My Irish-born mother always perused the page each day for anyone she knew, however vaguely. Then she’d hit the phone banks. My father would first check to make sure he was not listed, then he’d count the American flags in the death notices to spot other World War II vets.
I used to chuckle at their devotion to the feature. Now I read them.
News obits are popular because folks are morbidly curious of those who’ve departed before us. Families want the death of their beloved to be memorialized and clip out the notices from the paper.
If done well, obits can provide short history lessons and even a little glimpse of our own humanity.

“It connects you to your community,” Powell told me. “You can connect with the past firsthand. And they’re interesting.”
Each morning, Powell would check paid death notices and faxes from funeral homes for candidates.
“We needed a (story) hook to write,” she said. Then she’d call the funeral home for more details and, if the prospect made the cut, speak with the family and look for other sources.
“A lot of people we wrote about hadn’t been in the paper,” she said.
Here are some from her first few weeks: “JFK assassination theorist.” “Insurance agent, outdoorsman, cattleman.” “Truck driver of 51 years.” And “Mildred C. Inman, 94, family helped build city.”
Sometimes people would not call back or say anything interesting. Sometimes they added polite codewords.
Raconteur? In an obit, that means boring storyteller. Raucous? Loud drunk.
But, she added, you can’t manipulate the facts. If a lawyer had been disbarred, that was going in. In that case, she’d push to find someone to temper that with a positive characteristic.
And there was always the 5 p.m. deadline looming.
Always the newswoman, Powell is dedicated to accuracy. Once, a family member told her the deceased had been on the Atlanta Crackers baseball team. Famed sports columnist Furman Bisher told her it wasn’t true.

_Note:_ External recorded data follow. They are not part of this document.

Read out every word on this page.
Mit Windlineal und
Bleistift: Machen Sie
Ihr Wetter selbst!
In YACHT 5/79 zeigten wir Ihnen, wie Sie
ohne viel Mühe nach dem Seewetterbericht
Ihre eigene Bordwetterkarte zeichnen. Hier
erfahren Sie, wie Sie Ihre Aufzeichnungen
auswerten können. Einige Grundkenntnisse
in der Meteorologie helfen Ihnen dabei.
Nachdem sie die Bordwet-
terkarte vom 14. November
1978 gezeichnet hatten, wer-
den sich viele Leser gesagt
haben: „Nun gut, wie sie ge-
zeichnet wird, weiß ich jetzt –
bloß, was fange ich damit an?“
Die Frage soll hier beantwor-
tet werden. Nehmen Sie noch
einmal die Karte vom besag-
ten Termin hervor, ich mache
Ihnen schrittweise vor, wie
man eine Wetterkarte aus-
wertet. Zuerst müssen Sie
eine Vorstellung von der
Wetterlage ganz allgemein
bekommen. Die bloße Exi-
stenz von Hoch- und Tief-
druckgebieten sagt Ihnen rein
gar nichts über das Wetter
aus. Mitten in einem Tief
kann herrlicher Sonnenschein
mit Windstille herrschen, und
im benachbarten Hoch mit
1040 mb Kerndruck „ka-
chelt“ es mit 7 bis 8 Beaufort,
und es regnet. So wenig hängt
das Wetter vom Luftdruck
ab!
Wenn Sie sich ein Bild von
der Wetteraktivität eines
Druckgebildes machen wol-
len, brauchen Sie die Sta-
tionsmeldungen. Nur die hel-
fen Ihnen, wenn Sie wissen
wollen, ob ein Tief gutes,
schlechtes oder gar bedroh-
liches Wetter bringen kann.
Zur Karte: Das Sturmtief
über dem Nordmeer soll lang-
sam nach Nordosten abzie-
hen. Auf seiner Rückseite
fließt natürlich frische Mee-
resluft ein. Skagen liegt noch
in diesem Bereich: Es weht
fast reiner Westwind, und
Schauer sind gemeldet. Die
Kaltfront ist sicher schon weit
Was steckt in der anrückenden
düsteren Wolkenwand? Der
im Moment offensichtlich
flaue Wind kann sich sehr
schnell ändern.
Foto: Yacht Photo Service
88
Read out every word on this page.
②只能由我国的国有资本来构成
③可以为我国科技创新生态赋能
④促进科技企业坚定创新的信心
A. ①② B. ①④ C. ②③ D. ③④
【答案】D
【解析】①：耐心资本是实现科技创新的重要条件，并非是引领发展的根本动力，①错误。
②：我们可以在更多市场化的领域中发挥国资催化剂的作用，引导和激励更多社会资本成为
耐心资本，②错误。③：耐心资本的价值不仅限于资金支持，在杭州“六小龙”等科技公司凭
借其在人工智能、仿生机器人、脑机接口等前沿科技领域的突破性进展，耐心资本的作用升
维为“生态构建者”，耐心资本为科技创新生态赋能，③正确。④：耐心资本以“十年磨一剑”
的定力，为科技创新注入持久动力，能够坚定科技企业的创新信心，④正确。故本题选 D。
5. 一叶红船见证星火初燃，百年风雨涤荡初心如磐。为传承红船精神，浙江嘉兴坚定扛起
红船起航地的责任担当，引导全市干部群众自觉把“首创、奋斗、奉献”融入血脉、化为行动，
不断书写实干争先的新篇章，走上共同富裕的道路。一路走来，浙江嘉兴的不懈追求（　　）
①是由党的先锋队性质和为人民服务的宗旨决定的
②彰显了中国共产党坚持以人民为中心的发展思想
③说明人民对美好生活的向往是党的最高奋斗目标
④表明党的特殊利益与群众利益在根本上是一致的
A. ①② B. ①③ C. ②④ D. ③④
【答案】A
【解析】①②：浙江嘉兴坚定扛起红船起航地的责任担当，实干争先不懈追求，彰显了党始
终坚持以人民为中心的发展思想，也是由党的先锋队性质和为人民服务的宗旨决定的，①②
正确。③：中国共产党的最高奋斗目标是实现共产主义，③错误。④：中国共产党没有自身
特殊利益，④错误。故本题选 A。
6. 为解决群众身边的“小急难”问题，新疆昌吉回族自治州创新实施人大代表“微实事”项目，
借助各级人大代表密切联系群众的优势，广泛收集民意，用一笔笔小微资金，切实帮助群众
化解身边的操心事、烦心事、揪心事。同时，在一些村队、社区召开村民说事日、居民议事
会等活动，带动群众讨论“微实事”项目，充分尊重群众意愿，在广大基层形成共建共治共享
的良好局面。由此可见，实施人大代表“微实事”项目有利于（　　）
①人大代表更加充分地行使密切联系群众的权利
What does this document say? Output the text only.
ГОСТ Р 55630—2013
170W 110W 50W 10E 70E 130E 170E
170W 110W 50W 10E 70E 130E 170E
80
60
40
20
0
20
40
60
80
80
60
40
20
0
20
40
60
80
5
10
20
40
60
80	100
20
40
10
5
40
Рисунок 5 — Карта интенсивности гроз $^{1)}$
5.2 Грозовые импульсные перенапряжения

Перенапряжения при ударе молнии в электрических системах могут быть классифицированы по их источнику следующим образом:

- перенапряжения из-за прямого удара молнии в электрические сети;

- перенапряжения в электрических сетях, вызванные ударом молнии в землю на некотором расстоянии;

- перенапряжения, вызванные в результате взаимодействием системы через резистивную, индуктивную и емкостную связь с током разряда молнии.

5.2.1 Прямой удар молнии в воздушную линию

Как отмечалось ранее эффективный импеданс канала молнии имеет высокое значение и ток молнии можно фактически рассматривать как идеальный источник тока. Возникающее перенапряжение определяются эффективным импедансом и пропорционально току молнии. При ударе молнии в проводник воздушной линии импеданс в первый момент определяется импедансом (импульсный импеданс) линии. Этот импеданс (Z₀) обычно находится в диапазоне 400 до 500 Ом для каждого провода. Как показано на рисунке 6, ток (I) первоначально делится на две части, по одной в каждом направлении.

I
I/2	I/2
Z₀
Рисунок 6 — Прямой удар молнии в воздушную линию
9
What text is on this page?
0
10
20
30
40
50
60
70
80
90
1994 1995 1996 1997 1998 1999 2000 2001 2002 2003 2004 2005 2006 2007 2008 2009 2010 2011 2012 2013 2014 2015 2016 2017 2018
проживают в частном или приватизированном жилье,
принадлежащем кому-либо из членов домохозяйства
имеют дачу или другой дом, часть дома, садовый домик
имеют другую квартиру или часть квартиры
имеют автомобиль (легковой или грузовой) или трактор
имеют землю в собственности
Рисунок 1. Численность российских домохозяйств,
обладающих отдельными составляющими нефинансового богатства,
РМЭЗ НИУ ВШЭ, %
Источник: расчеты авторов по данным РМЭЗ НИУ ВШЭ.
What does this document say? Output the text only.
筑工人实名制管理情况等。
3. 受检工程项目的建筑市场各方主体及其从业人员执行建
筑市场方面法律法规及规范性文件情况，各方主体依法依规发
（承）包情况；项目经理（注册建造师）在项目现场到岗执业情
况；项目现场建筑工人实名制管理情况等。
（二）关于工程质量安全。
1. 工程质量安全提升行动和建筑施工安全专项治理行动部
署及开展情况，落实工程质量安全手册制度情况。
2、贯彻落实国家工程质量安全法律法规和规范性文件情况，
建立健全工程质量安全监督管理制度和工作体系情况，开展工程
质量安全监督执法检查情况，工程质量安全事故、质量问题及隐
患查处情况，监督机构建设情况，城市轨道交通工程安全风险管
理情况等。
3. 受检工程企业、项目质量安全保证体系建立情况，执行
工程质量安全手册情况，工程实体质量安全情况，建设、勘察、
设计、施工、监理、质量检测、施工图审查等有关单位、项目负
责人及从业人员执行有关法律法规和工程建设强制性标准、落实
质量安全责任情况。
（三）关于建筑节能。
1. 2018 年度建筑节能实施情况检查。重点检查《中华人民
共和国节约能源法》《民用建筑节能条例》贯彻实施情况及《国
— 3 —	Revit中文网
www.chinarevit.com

Going forward, she demanded more proof than family lore.
When told that seamstress Jimmie Thomas sang at Martin Luther King Jr.’s funeral, she pushed hard to get a second opinion. She found the Rev. E. Randel T. Osburn, who told her, “Not only did she sing at the funeral, I can tell you what Bobby Kennedy said.”

Kennedy approached the reverend at the Kings’ house afterward asking, “What was the name of that song again?”
It was, “If I Can Help Somebody,” one of King’s favorites.
A decade later, she wrote Osburn’s obit.
Through Powell’s 13-year obit career at the AJC, she wrote about 2,000 obits, including a moonshiner, a lobotomy patient, a Tuskegee Airman, the “chief justice of the world’s gypsies,” a KKK leader turned friend of the Civil Rights Movement and, in 2006, a planet.
“Pluto, the least of the major celestial bodies, never asked to be a planet,” she wrote when it was demoted. “Once elevated, it became an influential figure in astronomy and astrology, in classical music and in cartoons.”
Somehow, the Pluto obit will end up being mentioned in Kay’s.